L’amateurisme et la comédie
Par Jean-Rony MonestimeL’amateurisme et la comédie sont malheureusement les deux isotopes qui occupent le noyau politique haïtien, depuis la nuit de l’indépendance. Les gouvernements amateurs se succèdent dans une discrétion à peine croyable et blessent le bien-être, alors que ceux des comédiens révoltent toujours des paisibles citoyens dans une atmosphère caniculaire.
Aujourd’hui encore, le peuple se trouve en interaction avec l’un de ces deux prototypes. Cette fois, ce régime défie même la futurologie car aucun prophète ne peut prédire une issue.
Le pays continue d’être verrouillé par ces deux types de gouvernements par ce que nous sommes un peuple qui croit dans la providence et le miracle. Dans les rangs de nos gouvernants comédiens, l’histoire nous a retracés les méandres de quelques uns. Néanmoins, nous n’avons rien appris et nous avons trouvé toujours un piteux prétexte pour pardonner le coupable volontiers. Le comédien Élie Lescot nous a conduits au mouvement de 1946, à l’opposé on parle de sa pauvreté pour prouver sa sainteté; Jean-Claude Duvalier nous a laissé une hécatombe, on dit qu’il était nourrisson; Henry Namphy a profané le riz haïtien, on lui pardonne sous l’égide de l’alcoolisme. C’est-à- dire, ces chefs d’État qui méritaient la prison ont été honteusement médaillés par plus d’un et protégés par des protecteurs sans vergogne.
De nos gouvernants amateurs aucun n’a été non plus blâmé avec objectivité. L’amateurisme de Jean-Bertrand Aristide lui a causé son premier coup d’Etat et a détruit le sain rêve de 1990, on parle plutôt de son mysticisme et de son sacerdoce pour prouver son innocence ; René Préval s’est moqué du peuple, on lui a donné un second mandat et pour montrer sa bonhommie, on se réfère à son père, ancien ministre de Duvalier.
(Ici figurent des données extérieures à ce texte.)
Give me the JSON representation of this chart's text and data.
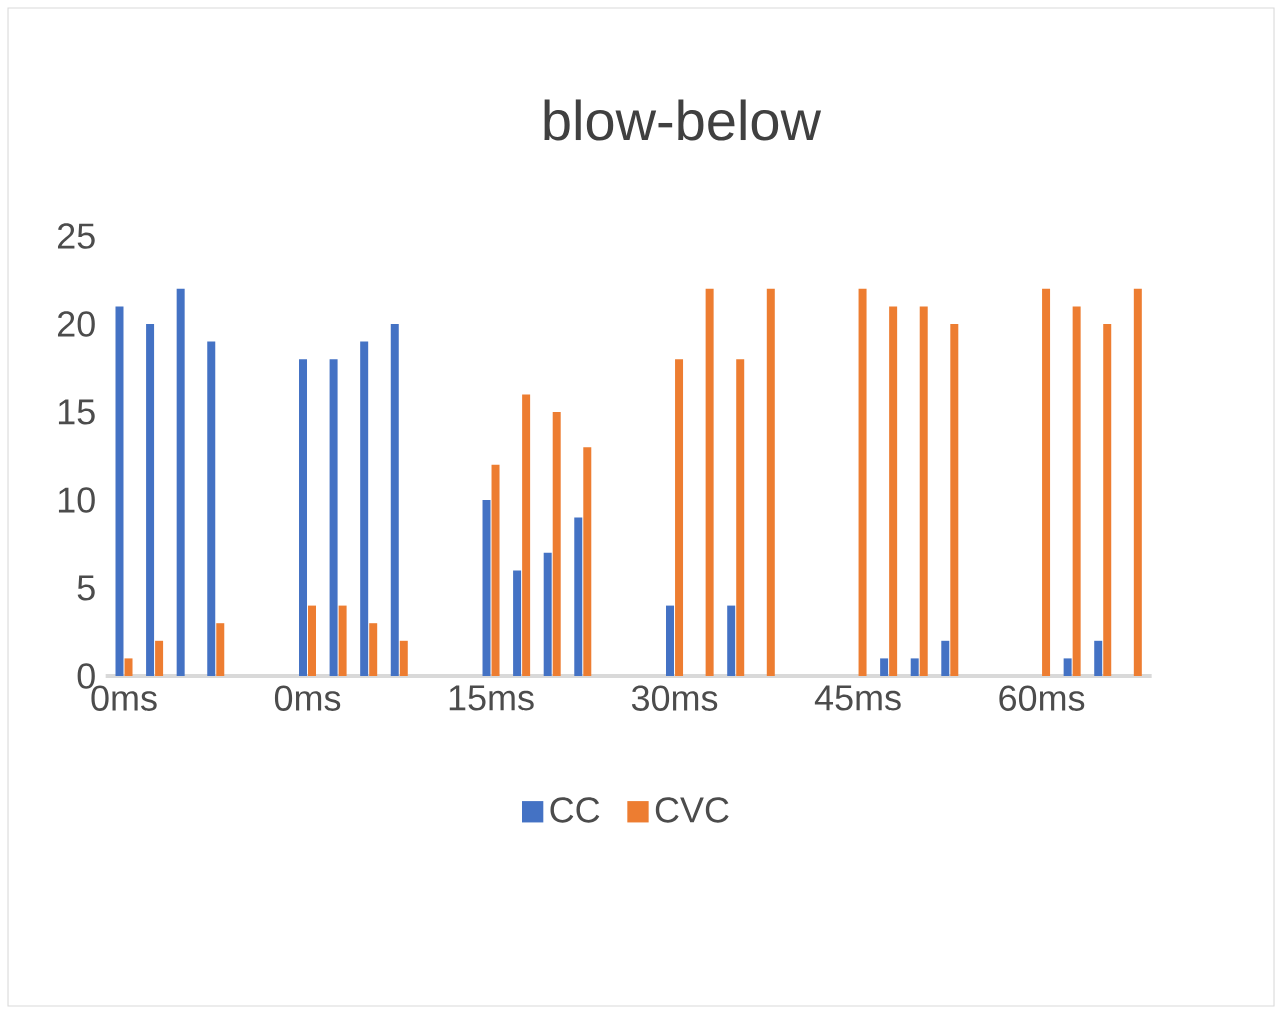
{
  "chart_data": {
    "type": "bar",
    "title": "blow-below",
    "categories": [
      "0ms",
      null,
      null,
      null,
      null,
      null,
      "0ms",
      null,
      null,
      null,
      null,
      null,
      "15ms",
      null,
      null,
      null,
      null,
      null,
      "30ms",
      null,
      null,
      null,
      null,
      null,
      "45ms",
      null,
      null,
      null,
      null,
      null,
      "60ms",
      null,
      null,
      null
    ],
    "series": [
      {
        "name": "CC",
        "color": "#4472c4",
        "values": [
          21,
          20,
          22,
          19,
          null,
          null,
          18,
          18,
          19,
          20,
          null,
          null,
          10,
          6,
          7,
          9,
          null,
          null,
          4,
          0,
          4,
          0,
          null,
          null,
          0,
          1,
          1,
          2,
          null,
          null,
          0,
          1,
          2,
          0
        ]
      },
      {
        "name": "CVC",
        "color": "#ed7d31",
        "values": [
          1,
          2,
          0,
          3,
          null,
          null,
          4,
          4,
          3,
          2,
          null,
          null,
          12,
          16,
          15,
          13,
          null,
          null,
          18,
          22,
          18,
          22,
          null,
          null,
          22,
          21,
          21,
          20,
          null,
          null,
          22,
          21,
          20,
          22
        ]
      }
    ],
    "ylim": [
      0,
      25
    ],
    "yticks": [
      0,
      5,
      10,
      15,
      20,
      25
    ],
    "legend": "bottom"
  }
}
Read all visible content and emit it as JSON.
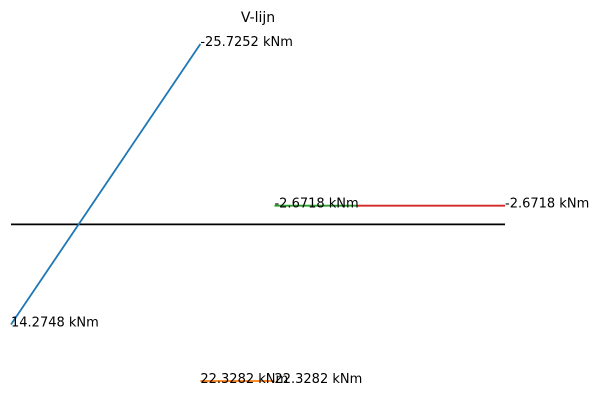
{
  "chart_data": {
    "type": "line",
    "title": "V-lijn",
    "xlabel": "",
    "ylabel": "",
    "grid": false,
    "axes_visible": false,
    "baseline": {
      "y": 0,
      "x_range": [
        0,
        6
      ],
      "color": "#000000"
    },
    "xlim": [
      0,
      6
    ],
    "ylim": [
      -25.7252,
      22.3282
    ],
    "y_inverted": true,
    "series": [
      {
        "color": "#1f77b4",
        "x": [
          0,
          2.3
        ],
        "y": [
          14.2748,
          -25.7252
        ]
      },
      {
        "color": "#ff7f0e",
        "x": [
          2.3,
          3.2
        ],
        "y": [
          22.3282,
          22.3282
        ]
      },
      {
        "color": "#2ca02c",
        "x": [
          3.2,
          4.2
        ],
        "y": [
          -2.6718,
          -2.6718
        ]
      },
      {
        "color": "#d62728",
        "x": [
          4.2,
          6.0
        ],
        "y": [
          -2.6718,
          -2.6718
        ]
      }
    ],
    "annotations": [
      {
        "text": "14.2748 kNm",
        "x": 0,
        "y": 14.2748
      },
      {
        "text": "-25.7252 kNm",
        "x": 2.3,
        "y": -25.7252
      },
      {
        "text": "22.3282 kNm",
        "x": 2.3,
        "y": 22.3282
      },
      {
        "text": "22.3282 kNm",
        "x": 3.2,
        "y": 22.3282
      },
      {
        "text": "-2.6718 kNm",
        "x": 3.2,
        "y": -2.6718
      },
      {
        "text": "-2.6718 kNm",
        "x": 6.0,
        "y": -2.6718
      }
    ]
  }
}
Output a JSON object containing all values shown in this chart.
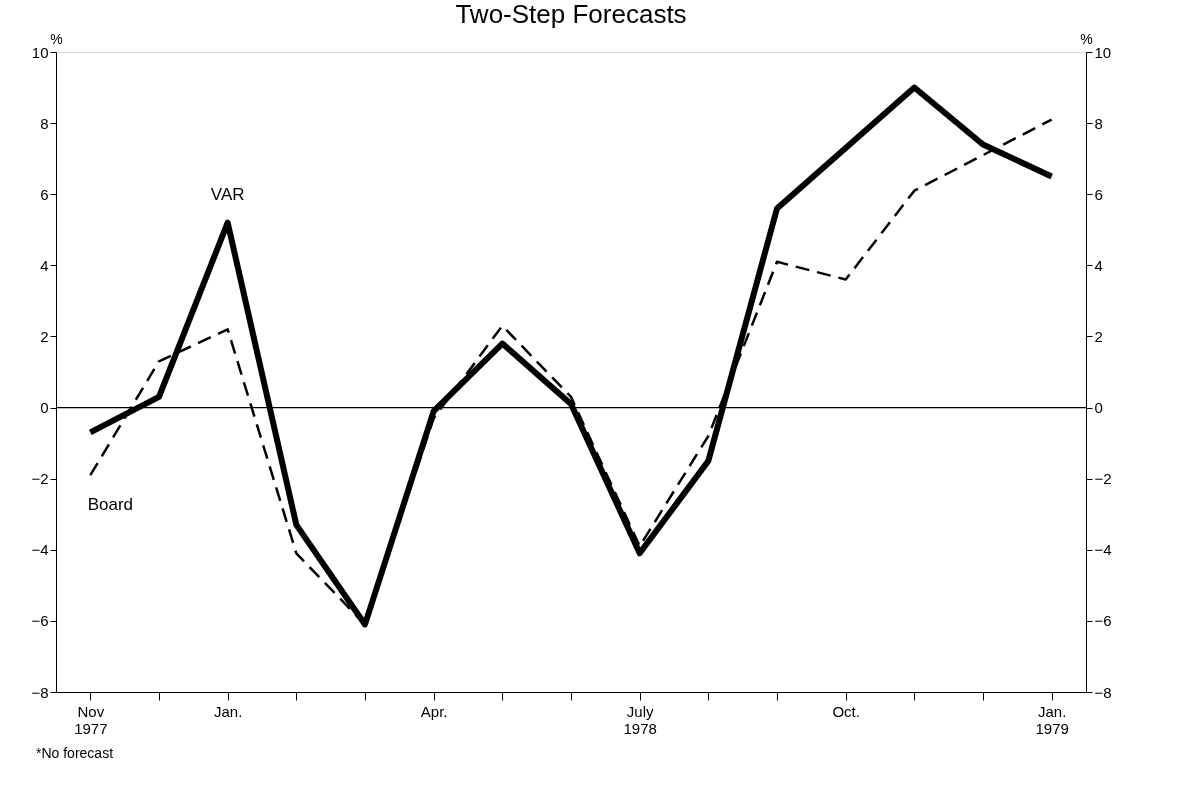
{
  "chart_data": {
    "type": "line",
    "title": "Two-Step Forecasts",
    "ylabel": "%",
    "y2label": "%",
    "categories": [
      "Nov\n1977",
      null,
      "Jan.",
      null,
      null,
      "Apr.",
      null,
      null,
      "July\n1978",
      null,
      null,
      "Oct.",
      null,
      null,
      "Jan.\n1979"
    ],
    "series": [
      {
        "name": "VAR",
        "color": "#000000",
        "line_style": "solid",
        "values": [
          -0.7,
          0.3,
          5.2,
          -3.3,
          -6.1,
          -0.1,
          1.8,
          0.1,
          -4.1,
          -1.5,
          5.6,
          7.3,
          9.0,
          7.4,
          6.5
        ]
      },
      {
        "name": "Board",
        "color": "#000000",
        "line_style": "dashed",
        "values": [
          -1.9,
          1.3,
          2.2,
          -4.1,
          -6.1,
          -0.3,
          2.3,
          0.3,
          -3.9,
          -0.8,
          4.1,
          3.6,
          6.1,
          null,
          8.1
        ]
      }
    ],
    "ylim": [
      -8,
      10
    ],
    "yticks": [
      -8,
      -6,
      -4,
      -2,
      0,
      2,
      4,
      6,
      8,
      10
    ],
    "y2lim": [
      -8,
      10
    ],
    "y2ticks": [
      -8,
      -6,
      -4,
      -2,
      0,
      2,
      4,
      6,
      8,
      10
    ],
    "ref_lines": [
      {
        "axis": "y2",
        "value": 0,
        "color": "#000000"
      }
    ],
    "annotations": [
      "*No forecast"
    ],
    "grid": false,
    "legend": false,
    "marker": "none"
  }
}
À cet effet, Haïti demeure un pays qui maudit son destin et cherche l’espoir dans la désespérance.
Cet actuel gouvernement ne change pas la donne. Sweet Micky est descendu du ciel pollué et accompagné par des anges rebelles du royaume de la démagogie. Il vient de provoquer un brigandage politique dont on connaît le corollaire: profanation du savoir, humiliation des valeurs, campagne anti-intellectuelle, malédiction des autres pouvoirs, en particulier le législatif, sous-estimation de la Présidence Haïtienne, la promotion de l’immoralité, pour en faire une maigre citation. À ce stade, le pays affronte un spécimen qu’il n’a jamais connu avant. C’est un régime qui nous offre une première dame caporal et un fils lieutenant. Il peut nous procurer trois éditions de carnaval en un an, quand le peuple meurt de la sous-alimentation.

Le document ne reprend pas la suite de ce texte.